Non media-related specific transparency rules can be found in other legislative acts, such as domestic and EU competition rules, that can indirectly strengthen media ownership transparency, or company laws that require the disclosure of shareholdings interests in private companies. However, while these rules can provide useful insights into company ownership, usually they do not provide real information on who actually owns and controls a media company, in particular beneficial ownership). This is because the primary objective of rules that are not media-specific is not media ownership transparency.
Generally, these kind of provisions require to disclose data on the name and nationality of the owner's; address; shareholdings; founding capital, etc., but the exact rules, percentages and thresholds vary from country to country. Failure to provide the requested information generally leads to fines and sanctions, and invalidation of the company registration.
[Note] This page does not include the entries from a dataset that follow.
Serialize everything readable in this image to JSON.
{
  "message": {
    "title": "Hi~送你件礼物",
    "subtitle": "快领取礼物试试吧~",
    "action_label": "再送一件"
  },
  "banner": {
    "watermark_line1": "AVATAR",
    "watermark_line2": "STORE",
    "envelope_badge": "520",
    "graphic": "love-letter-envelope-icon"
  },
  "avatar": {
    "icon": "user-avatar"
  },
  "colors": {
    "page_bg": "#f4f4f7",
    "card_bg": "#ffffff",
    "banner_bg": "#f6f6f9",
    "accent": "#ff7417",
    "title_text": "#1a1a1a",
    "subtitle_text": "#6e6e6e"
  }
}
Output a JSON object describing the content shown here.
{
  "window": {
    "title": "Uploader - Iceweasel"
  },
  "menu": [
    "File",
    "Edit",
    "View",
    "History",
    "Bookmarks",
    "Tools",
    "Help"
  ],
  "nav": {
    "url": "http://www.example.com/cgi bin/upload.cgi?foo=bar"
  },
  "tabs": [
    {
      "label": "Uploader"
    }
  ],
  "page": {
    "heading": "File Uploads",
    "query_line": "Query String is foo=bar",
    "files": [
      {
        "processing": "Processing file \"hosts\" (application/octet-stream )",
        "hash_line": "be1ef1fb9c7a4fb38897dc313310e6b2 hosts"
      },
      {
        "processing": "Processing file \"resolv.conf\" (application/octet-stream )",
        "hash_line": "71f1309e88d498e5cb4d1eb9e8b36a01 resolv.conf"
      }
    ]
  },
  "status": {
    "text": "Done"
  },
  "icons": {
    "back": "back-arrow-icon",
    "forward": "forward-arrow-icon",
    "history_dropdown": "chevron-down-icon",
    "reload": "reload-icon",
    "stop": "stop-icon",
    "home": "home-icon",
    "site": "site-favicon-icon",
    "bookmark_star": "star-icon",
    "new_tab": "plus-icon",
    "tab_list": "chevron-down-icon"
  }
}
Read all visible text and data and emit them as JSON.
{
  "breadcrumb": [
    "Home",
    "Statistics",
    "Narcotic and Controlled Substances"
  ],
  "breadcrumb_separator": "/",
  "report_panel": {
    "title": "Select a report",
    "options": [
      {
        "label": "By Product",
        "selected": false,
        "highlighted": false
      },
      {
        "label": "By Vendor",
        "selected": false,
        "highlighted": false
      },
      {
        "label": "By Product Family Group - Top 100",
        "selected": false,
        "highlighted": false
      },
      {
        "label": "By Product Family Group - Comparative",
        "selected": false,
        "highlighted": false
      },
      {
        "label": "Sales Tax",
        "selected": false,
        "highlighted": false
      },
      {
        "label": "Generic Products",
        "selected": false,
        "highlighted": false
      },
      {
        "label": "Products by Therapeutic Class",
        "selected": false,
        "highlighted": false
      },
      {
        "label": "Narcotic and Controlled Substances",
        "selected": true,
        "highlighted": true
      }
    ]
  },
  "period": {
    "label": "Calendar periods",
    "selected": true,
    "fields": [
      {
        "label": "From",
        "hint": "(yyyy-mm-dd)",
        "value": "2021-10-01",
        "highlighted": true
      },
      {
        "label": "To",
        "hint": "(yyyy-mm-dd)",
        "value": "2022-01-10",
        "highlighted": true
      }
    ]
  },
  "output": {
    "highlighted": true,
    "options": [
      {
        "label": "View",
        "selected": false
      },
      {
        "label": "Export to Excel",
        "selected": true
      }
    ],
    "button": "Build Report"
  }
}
Disclosure rules vary remarkably from country to country, and within each country for different types of companies. Consequently, the available data is both fragmented and incoherent, often technical in nature, thus making difficult for the public to understand and for experts to compare data across countries.
Several organisations provide valuable information on media ownership to the public. For example, in Italy, the Communications Regulatory Authority (AGCOM) publishes annual reports, which are presented to the parliament, explaining market shares and the main stakeholders in the media market. In the Netherlands, the Commissariat for the Media (CvdM) publishes online an annual report with information on trends and developments in the media market, including data on ownership, market shares, media pluralism.
At the European Union level, the MAVISE database powered by the European Audiovisual Observatory provides information on television companies operating in Europe with the aim of enhancing transparency in the television sector.
In many European countries, academics, NGOs and civil society carry out research and mapping of media ownership, and publish ad hoc publications on the topic. For instance, in Spain the platform Portal de la Comunicación run by the University of Barcelona effectively monitors the media providing data and statistics to the public. Similarly, in Romania the Mediaindex, managed by the Centre for Independent Journalism, provides useful information on media ownership.
There are also cases of media company voluntarily providing information on their financial sources and ownership structure directly to the public through their websites. This is the case, for instance, of Il Fatto Quotidiano newspaper in Italy, the Guardian in the UK, and DV in Iceland.
Finally, professional and trade organisations, such as the Norwegian Press Organisations or the Swiss Press Council, establish self-regulation provisions, codes of ethics and guidelines calling for ownership transparency. However, they usually do not provide sufficient stimulus to reveal information that can be politically and commercially sensitive.
Overall, the information provided through these kind of sources and organisations, is not enough systematic or detailed for providing an adequate account of media ownership transparency.
At the EU level, the legislative competence concerning media ownership transparency is controversial. However, the European Commission has promoted a number of initiatives to improve citizens' awareness of media pluralism, such as the Media Pluralism Monitor, a monitoring tool for assessing risks and threats for media pluralism in the EU member states on the basis of a set of legal, economic and socio-cultural indicators. According to the Media Pluralism Monitor the lack of media ownership transparency is identified as a risk for media plurality.